Altholz in Deutschland–Mengen, Kosten, Wirtschaftlichkeit und Perspektiven

Das BMWi-geförderte Projekt Altholz – Quo Vadis? beschäftigt sich mit Optionen zum wirtschaftlichen Weiterbetrieb der Altholz(heiz)kraftwerke, sobald die Anlagen nicht mehr von der EEG-Vergütung profitieren und damit eine wichtige Säule der Wirtschaftlichkeit wegfällt. Innerhalb des Projektes werden relevante Einflussgrößen, wie Einschätzungen des Altholzmarktes, Übersicht zum Kraftwerkspark, wirtschaftliche Kenngrößen zum Kraftwerksbetrieb und zum Energiemarkt, behandelt, analysiert und ausgewertet. In einem zweiten Schritt werden die gewonnenen Erkenntnisse verschnitten mit den Marktoptionen. Daraus resultieren Handlungsoptionen für Politik und Kraftwerksbetreiber, die es abschließend zu bewerten gilt. Das Resultat mit entsprechenden Empfehlungen wird Mitte 2019 erwartet und veröffentlicht.

Die Bundesregierung hat mit der Verabschiedung der „Nationalen Politikstrategie Bioökonomie“ im Juli 2013 einen Weg hin zu einer modernen, nachhaltigen und biobasierten Wirtschaft beschritten.
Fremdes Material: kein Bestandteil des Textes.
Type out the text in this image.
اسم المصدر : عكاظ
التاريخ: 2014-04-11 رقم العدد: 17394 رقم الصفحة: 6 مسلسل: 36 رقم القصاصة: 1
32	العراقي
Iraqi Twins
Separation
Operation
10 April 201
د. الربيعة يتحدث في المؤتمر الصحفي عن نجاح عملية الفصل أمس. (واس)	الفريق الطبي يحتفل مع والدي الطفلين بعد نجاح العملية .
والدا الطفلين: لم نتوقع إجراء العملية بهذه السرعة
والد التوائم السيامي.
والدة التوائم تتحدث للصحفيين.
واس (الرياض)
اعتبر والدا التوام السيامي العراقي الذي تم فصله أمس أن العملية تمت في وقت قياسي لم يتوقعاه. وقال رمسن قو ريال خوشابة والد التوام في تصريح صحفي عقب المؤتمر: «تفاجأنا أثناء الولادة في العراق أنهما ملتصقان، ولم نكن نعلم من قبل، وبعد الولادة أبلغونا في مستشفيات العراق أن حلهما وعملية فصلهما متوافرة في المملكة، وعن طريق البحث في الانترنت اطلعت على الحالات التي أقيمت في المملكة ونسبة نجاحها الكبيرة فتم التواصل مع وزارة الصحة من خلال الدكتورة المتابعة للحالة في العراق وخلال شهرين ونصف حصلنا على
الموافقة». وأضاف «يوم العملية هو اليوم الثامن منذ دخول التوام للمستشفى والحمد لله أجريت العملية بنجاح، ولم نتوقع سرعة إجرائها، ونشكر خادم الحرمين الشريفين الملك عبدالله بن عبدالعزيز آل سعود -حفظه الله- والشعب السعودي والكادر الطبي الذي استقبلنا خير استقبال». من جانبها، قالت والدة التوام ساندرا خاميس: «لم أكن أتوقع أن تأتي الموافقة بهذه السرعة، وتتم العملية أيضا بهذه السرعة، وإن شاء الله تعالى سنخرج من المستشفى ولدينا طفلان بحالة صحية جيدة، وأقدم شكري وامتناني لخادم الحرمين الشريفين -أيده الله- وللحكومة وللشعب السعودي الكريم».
Die Nutzung von Biomasse soll dabei aus Effizienzgründen möglichst in einer Kaskadennutzung stattfinden2. Die energetische Nutzung erfolgt dabei erst, nachdem qualitative Aspekte bzw. Schadstoffanreicherungen eine stoffliche Nutzung nicht mehr möglich machen. Energetische Nutzungstechniken sind daher ein elementarer Bestandteil von Kaskadenprozessen und müssen somit in einer effizienten Form vorgehalten werden. Im Altholzbereich findet die energetische Nutzung in (Heiz-)Kraftwerken statt, deren Ausbau seit dem Jahr 2000 über EEG Anreize gefördert wurde. Ziel des Gesetzes war den Anteil der erneuerbaren Energien (EE) an der Stromerzeugung deutlich zu erhöhen (§ 1 EEG 2000). Die Nutzung der Biomasse – inklusive Altholz – stellte diesbezüglich ein bis dahin unzureichend erschlossenes Potenzial für eine klimaschonende Energieversorgung dar (Deutscher Bundestag 13.12.99, S. 9). Für die Einspeisung erneuerbaren Stroms wurden eine entsprechende Vergütung und das Recht zur vorrangigen Einspeisung festgelegt. Mit dieser Einspeisevergütung von aktuell durchschnittlich 92,84 €/MWhel (Quelle: BAV e. V. Marktintegrationsmodell für Altholzkraftwerke vom 12.11.2018, S. 1) sollte der rationelle Betrieb von optimierten Anlagen zur Erzeugung von erneuerbarem Strom wirtschaftlich ermöglicht werden, ohne die üblichen unternehmerischen Risiken der Anlagenbetreiber im Strommarkt zu übernehmen (Deutscher Bundestag 13.12.99, S. 7).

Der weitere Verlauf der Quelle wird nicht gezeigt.